I have not come across a good recipe for grilled chicken cordon bleu. The recipes I’ve found consist of items not traditional to the authentic recipe. In those versions, ingredients such as onions and raspberry vinegar are used. Some of the recipes were cooked in grilling packets, and others were for chicken cordon bleu sandwiches with a grilled piece of chicken. Since none of them consisted of what I was looking for, I decided to adapt my own. When experimenting a few years ago, I came up with two versions – a stuffed version and a layered version.
In the stuffed version of chicken cordon bleu, a pocket is cut into the side of the chicken breast, and then filled with the cheese and ham. It is seasoned with salt and pepper and grilled. To replace the hollandaise sauce, the chicken is brushed with a little dijon mustard.
The layered version of chicken cordon bleu is very simple to prepare. I borrowed the idea of layering the cheese and ham on top of the chicken breast from a restaurant. The chicken breast is seasoned with the salt and pepper, and then the chicken is grilled. About half way through the grilling, the chicken is brushed with dijon mustard and grilled into the chicken breast. In the last five minutes of grilling, the cheese and ham is layered on top of the chicken breast. The lid of the grill is closed to allow the cheese to melt more easily.
Traditional chicken cordon bleu is one of my favorite “classic” dishes. With this adapted grilled version, I feel a little less guilty enjoying it. It can be served with a tossed green salad with a light vinaigrette and rice pilaf.

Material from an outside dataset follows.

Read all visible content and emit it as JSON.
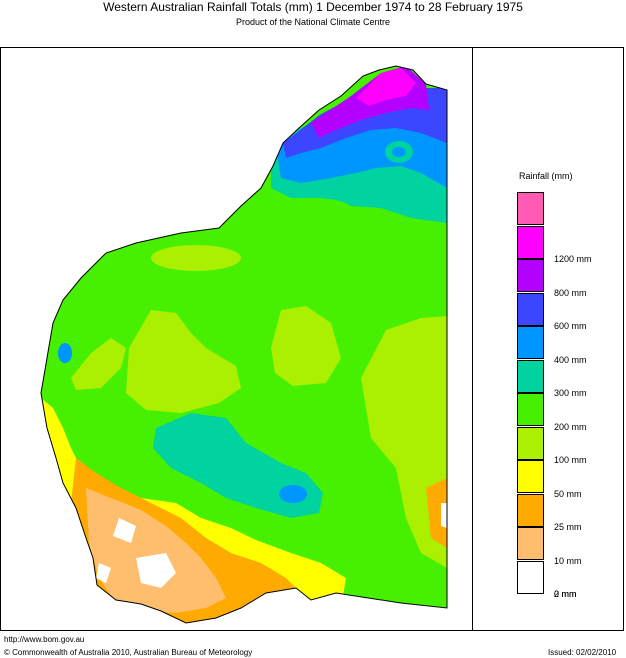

You may prefer to substitute these side dishes, but keep the side dishes light. Although the grilled version has fewer calories when compared to the traditional version, it is still heavy on flavor. The recipe I have included for both versions is the same, but the preparation methods are different.Grilled Chicken Cordon Bleu
From Mitch Mariani
Serves 4
4 boneless and skinless chicken breast (excess fat removed, washed and dried)
4 slices of cheese (Swiss, Monterey Jack or Gruyere)

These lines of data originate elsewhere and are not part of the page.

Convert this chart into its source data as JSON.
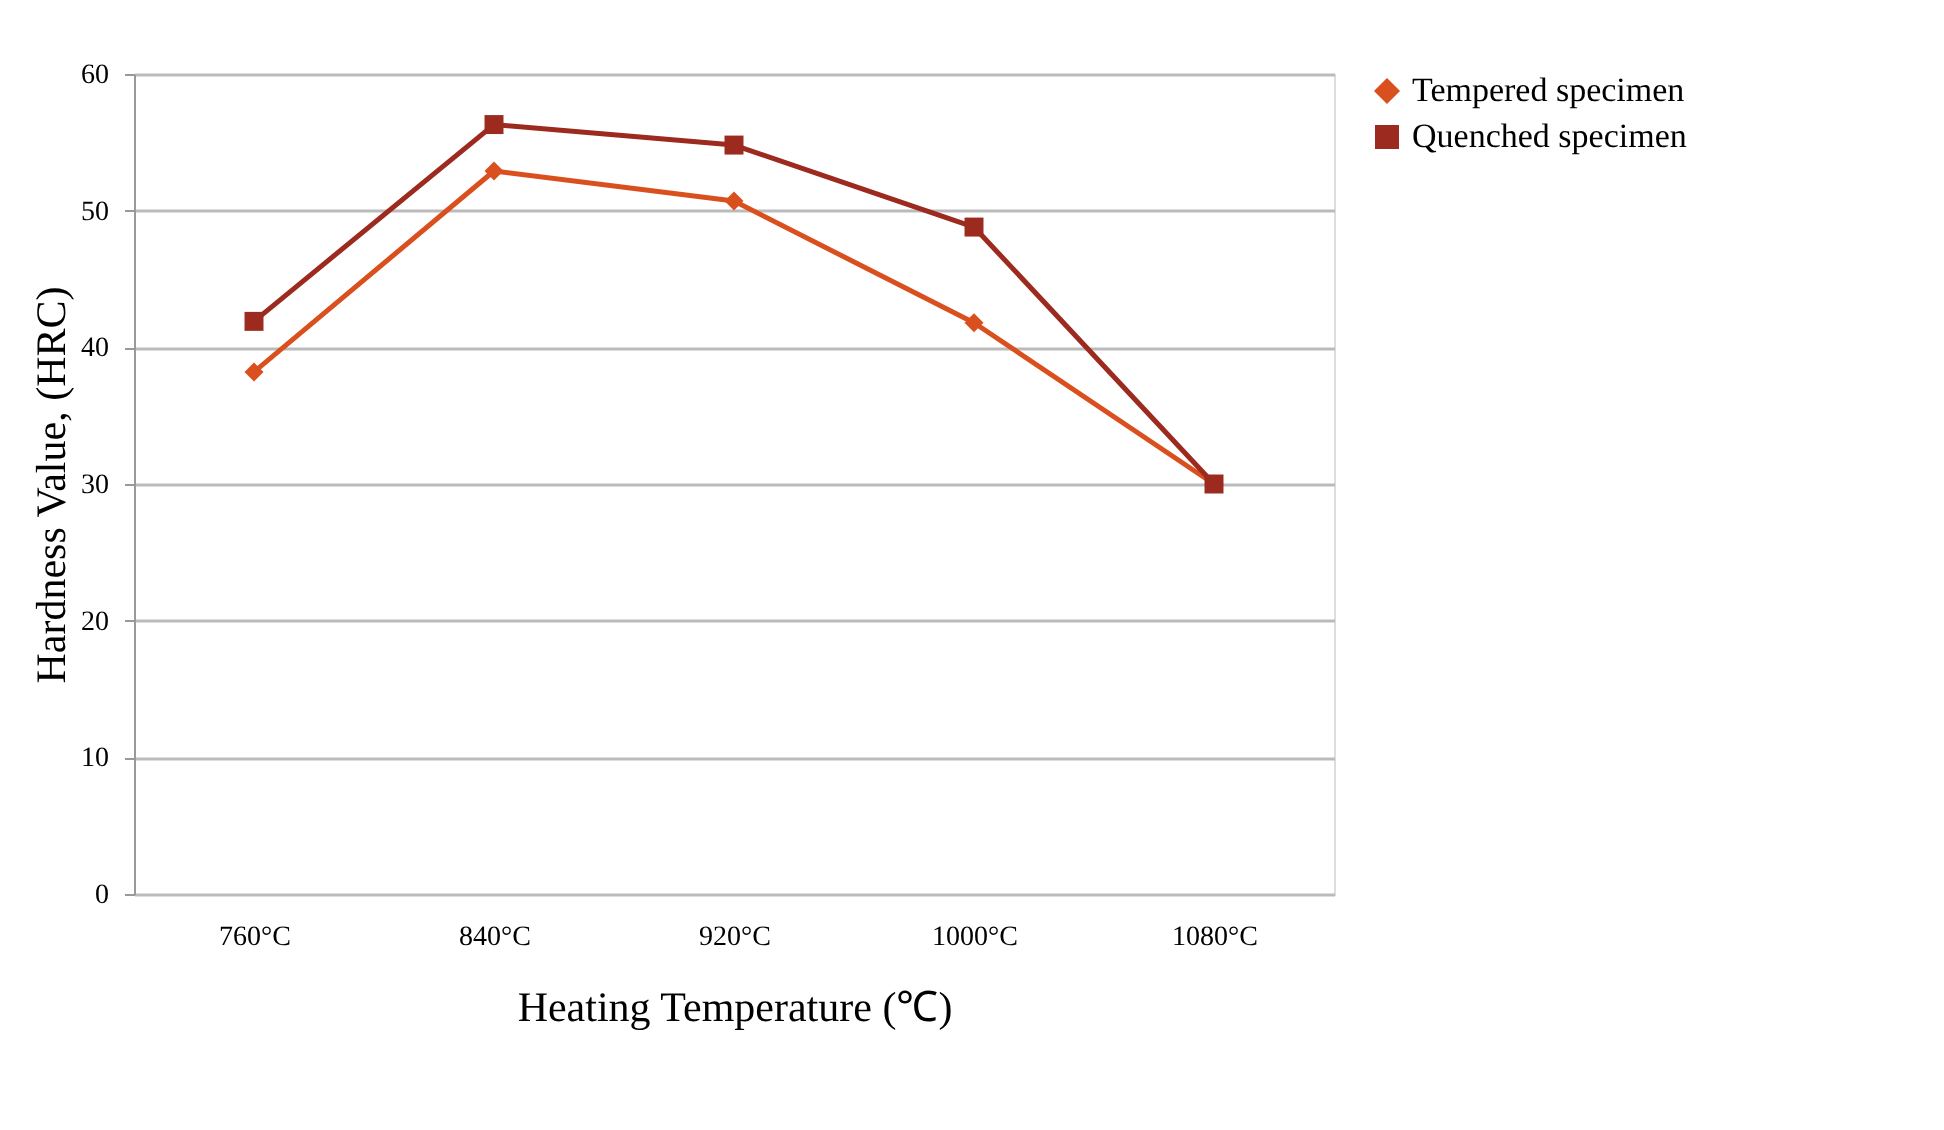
{
  "chart_data": {
    "type": "line",
    "xlabel": "Heating Temperature (℃)",
    "ylabel": "Hardness Value, (HRC)",
    "categories": [
      "760°C",
      "840°C",
      "920°C",
      "1000°C",
      "1080°C"
    ],
    "series": [
      {
        "name": "Tempered specimen",
        "color": "#d9501e",
        "marker": "diamond",
        "values": [
          38.2,
          52.9,
          50.7,
          41.8,
          30.0
        ]
      },
      {
        "name": "Quenched specimen",
        "color": "#9c2a1e",
        "marker": "square",
        "values": [
          41.9,
          56.3,
          54.8,
          48.8,
          30.0
        ]
      }
    ],
    "ylim": [
      0,
      60
    ],
    "yticks": [
      0,
      10,
      20,
      30,
      40,
      50,
      60
    ],
    "grid": "y",
    "legend": "right",
    "line_style": "solid"
  }
}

4 slices of black forest ham
salt and pepper to taste
2 tablespoons dijon mustard
STUFFED METHOD
Step 1: With a very sharp knife, slice a pocket into the side of the chicken breasts. Fill the pocket with a slice of cheese and ham. Salt and pepper the outside of the chicken breast.
Step 2: Grill the stuffed chicken breast over medium heat, turning occasionally. Grill for 20 minutes.
Step 3: Brush both sides of the stuffed chicken breast with the dijon mustard and continue grilling and turning for an additional 10 minutes until the cheese has melted and the chicken juices run clear. The cheese and ham inside the chicken breast need to register 165 degrees on an instant read thermometer.
LAYERED METHOD
Step 1: Salt and pepper both sides of the chicken breasts.
Step 2: Over medium heat, briefly grill the slices of ham. About 45 to 60 seconds on each side. Remove the ham from the grill.
Step 3: Grill the chicken for 15 minutes, turning occasionally. Brush one side with the dijon mustard and turn that side over and expose it to the direct heat and grill for five minutes. After the five minutes has passed, brush the other side with Dijon mustard and turn that side to expose it to the direct head. Immediately, add the grilled ham and cheese on top of the grilled chicken breast, and cover the grill with the lid.
Step 4: Allow the chicken to finish grilling with the dijon mustard for its five minutes. In this time, the ham will also be heated and the cheese will melt.